Wir fahren daher an dieser Stelle erst einmal als Zwischenprogramm zurück zum Gletscher; dort hat es mehrere Dutzend Robben, die eigentlich quasi ein Selbstbedienungsbuffet für Bären darstellen – aber leider sichten wir dort nichts Spannendes, und daher findet auch die ehemals geplante 3. Zodiacfahrt nicht mehr statt.
Dafür gibt es aber nochmal eine zweite wunderschöne rostrote Robbe, die ähnlich fotogen ist wie die von heute morgen (war das echt auch erst HEUTE?)

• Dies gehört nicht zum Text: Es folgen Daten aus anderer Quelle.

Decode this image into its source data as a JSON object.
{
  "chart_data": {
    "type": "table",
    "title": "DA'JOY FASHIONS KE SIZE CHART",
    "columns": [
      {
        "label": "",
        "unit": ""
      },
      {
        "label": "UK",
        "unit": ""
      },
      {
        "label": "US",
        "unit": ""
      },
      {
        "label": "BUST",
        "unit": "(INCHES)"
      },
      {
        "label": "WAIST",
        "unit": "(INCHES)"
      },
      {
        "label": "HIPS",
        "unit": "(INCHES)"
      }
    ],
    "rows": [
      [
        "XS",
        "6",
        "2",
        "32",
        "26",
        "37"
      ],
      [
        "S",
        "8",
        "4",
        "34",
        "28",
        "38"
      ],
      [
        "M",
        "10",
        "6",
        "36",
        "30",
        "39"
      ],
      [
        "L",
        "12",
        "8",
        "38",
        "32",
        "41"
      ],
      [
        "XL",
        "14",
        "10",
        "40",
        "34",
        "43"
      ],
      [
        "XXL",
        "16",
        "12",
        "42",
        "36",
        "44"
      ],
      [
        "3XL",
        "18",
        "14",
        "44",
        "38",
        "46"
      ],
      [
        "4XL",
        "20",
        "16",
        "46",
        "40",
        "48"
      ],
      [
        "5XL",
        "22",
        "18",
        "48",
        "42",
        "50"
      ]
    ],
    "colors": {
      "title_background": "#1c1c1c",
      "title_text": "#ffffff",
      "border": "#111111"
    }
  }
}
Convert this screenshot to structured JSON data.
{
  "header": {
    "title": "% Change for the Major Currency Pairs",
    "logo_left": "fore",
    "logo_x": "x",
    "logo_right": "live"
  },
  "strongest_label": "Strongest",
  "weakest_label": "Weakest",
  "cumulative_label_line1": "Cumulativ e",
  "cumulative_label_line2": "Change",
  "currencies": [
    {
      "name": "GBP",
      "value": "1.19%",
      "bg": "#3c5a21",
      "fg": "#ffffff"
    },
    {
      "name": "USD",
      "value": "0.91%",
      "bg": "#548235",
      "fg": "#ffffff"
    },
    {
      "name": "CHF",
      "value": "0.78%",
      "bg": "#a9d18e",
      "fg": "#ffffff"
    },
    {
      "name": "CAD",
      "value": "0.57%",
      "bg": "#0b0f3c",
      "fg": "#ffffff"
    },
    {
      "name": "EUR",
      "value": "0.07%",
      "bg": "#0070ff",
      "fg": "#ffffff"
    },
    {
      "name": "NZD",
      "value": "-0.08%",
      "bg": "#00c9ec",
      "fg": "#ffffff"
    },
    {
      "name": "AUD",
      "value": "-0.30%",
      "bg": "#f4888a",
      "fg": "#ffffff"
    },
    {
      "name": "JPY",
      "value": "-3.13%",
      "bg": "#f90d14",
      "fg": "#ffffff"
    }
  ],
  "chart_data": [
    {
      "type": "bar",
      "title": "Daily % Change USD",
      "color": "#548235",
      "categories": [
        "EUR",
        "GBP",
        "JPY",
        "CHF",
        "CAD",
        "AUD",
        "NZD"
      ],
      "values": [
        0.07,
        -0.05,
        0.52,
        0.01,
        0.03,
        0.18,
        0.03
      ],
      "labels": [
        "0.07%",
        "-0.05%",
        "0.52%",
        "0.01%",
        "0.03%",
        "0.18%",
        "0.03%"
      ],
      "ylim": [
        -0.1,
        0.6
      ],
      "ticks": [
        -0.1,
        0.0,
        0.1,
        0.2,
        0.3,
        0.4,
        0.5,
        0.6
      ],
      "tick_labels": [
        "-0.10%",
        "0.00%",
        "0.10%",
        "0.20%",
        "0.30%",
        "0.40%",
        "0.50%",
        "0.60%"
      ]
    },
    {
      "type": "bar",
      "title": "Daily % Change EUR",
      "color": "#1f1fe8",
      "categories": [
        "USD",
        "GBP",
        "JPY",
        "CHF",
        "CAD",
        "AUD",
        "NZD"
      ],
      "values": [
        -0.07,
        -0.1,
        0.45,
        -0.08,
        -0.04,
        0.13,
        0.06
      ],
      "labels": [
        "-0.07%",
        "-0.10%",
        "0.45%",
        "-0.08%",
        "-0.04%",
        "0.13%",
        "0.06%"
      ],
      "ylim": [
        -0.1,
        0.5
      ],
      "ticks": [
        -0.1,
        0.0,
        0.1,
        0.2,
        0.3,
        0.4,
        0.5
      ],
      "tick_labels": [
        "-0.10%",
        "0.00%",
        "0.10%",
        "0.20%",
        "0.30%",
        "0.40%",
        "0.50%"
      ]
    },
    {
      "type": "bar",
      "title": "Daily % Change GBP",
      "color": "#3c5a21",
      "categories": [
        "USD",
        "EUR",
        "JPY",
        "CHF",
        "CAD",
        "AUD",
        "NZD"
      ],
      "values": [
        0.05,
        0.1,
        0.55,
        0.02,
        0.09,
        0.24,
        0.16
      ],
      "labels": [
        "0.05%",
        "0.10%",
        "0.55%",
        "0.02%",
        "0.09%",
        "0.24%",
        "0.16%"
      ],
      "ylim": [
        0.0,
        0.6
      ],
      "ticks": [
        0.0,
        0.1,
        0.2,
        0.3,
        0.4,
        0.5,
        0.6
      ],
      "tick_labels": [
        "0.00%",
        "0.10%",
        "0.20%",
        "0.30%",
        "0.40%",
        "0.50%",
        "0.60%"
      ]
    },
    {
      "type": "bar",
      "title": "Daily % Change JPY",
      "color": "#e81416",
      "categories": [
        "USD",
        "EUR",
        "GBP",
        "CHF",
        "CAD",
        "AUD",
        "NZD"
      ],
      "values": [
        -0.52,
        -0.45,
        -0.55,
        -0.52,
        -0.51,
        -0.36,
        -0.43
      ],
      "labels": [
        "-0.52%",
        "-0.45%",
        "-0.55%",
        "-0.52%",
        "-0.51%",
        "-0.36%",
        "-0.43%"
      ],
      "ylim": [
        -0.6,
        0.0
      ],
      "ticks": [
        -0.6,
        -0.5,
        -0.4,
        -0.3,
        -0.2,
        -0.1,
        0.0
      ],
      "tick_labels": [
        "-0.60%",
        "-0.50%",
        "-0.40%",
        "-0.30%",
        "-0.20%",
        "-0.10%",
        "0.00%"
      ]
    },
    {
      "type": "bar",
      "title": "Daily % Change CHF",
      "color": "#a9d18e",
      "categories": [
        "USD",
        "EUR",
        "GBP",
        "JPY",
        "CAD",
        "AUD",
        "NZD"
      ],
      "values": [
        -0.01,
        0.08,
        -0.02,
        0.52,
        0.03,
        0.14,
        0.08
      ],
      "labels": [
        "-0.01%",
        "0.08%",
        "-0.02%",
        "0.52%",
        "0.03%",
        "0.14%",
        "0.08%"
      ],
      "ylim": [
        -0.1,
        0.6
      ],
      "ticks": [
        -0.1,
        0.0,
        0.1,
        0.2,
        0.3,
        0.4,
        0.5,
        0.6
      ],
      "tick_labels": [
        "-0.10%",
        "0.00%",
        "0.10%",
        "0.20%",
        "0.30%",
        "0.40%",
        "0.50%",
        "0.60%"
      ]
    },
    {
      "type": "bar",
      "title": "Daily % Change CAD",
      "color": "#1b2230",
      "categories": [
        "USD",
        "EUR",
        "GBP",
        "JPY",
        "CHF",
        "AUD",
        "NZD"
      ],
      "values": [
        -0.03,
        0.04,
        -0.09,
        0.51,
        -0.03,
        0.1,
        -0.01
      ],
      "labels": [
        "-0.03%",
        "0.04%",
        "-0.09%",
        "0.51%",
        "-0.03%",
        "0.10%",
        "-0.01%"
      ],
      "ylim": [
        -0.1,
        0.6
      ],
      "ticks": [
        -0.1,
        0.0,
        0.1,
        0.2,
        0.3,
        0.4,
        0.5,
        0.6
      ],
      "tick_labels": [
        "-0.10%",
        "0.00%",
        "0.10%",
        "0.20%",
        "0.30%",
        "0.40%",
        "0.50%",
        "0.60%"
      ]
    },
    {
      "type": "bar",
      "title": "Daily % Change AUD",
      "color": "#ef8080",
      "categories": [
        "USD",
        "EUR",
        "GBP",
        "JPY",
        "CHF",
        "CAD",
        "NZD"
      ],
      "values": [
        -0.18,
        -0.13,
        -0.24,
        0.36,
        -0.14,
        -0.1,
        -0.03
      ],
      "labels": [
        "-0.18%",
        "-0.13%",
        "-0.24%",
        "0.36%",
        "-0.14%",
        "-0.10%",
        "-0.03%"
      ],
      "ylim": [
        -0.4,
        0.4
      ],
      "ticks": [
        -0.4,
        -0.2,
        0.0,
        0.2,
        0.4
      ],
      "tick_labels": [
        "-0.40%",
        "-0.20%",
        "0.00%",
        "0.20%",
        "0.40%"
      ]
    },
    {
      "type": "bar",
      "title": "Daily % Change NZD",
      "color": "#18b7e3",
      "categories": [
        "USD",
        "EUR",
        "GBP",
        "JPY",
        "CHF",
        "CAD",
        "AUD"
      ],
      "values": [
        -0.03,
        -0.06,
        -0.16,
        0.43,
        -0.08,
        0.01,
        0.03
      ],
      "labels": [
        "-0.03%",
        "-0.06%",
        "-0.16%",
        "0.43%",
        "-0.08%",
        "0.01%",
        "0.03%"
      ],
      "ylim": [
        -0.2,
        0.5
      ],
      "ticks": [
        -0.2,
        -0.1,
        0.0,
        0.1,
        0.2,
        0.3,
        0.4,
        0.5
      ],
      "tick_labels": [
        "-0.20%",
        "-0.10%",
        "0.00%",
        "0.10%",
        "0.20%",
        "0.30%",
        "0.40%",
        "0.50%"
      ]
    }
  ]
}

Nach etwa einer Stunde geht es zurück zur Bäreninsel, und tatsächlich haben sich die Tiere nochmal bewegt. Wir können nochmal ein paar schöne Bilder machen:
Zu dieser Zeit ist es kurz vor 23 Uhr und der Kapitän bringt uns auf die Weiterreise in Richtung Longyearbyen. Wir sind etwa 10-12 Fahrstunden von dort entfernt, d.h. wir werden morgen sicher noch etwas sehen, aber langsam nähert sich die Reise definitiv ihrem Ende & wir haben zum ersten Mal wieder einen Zeitplan einzuhalten.
Ich beende den Tag mit weit über 4‘000 Fotos – die 1‘700 von der Robbenausfahrt am Morgen, plus 2‘400 hauptsächlich vom Vogelfelsen (beim Versuch, Puffins im Flug zu erwischen) und den Bären.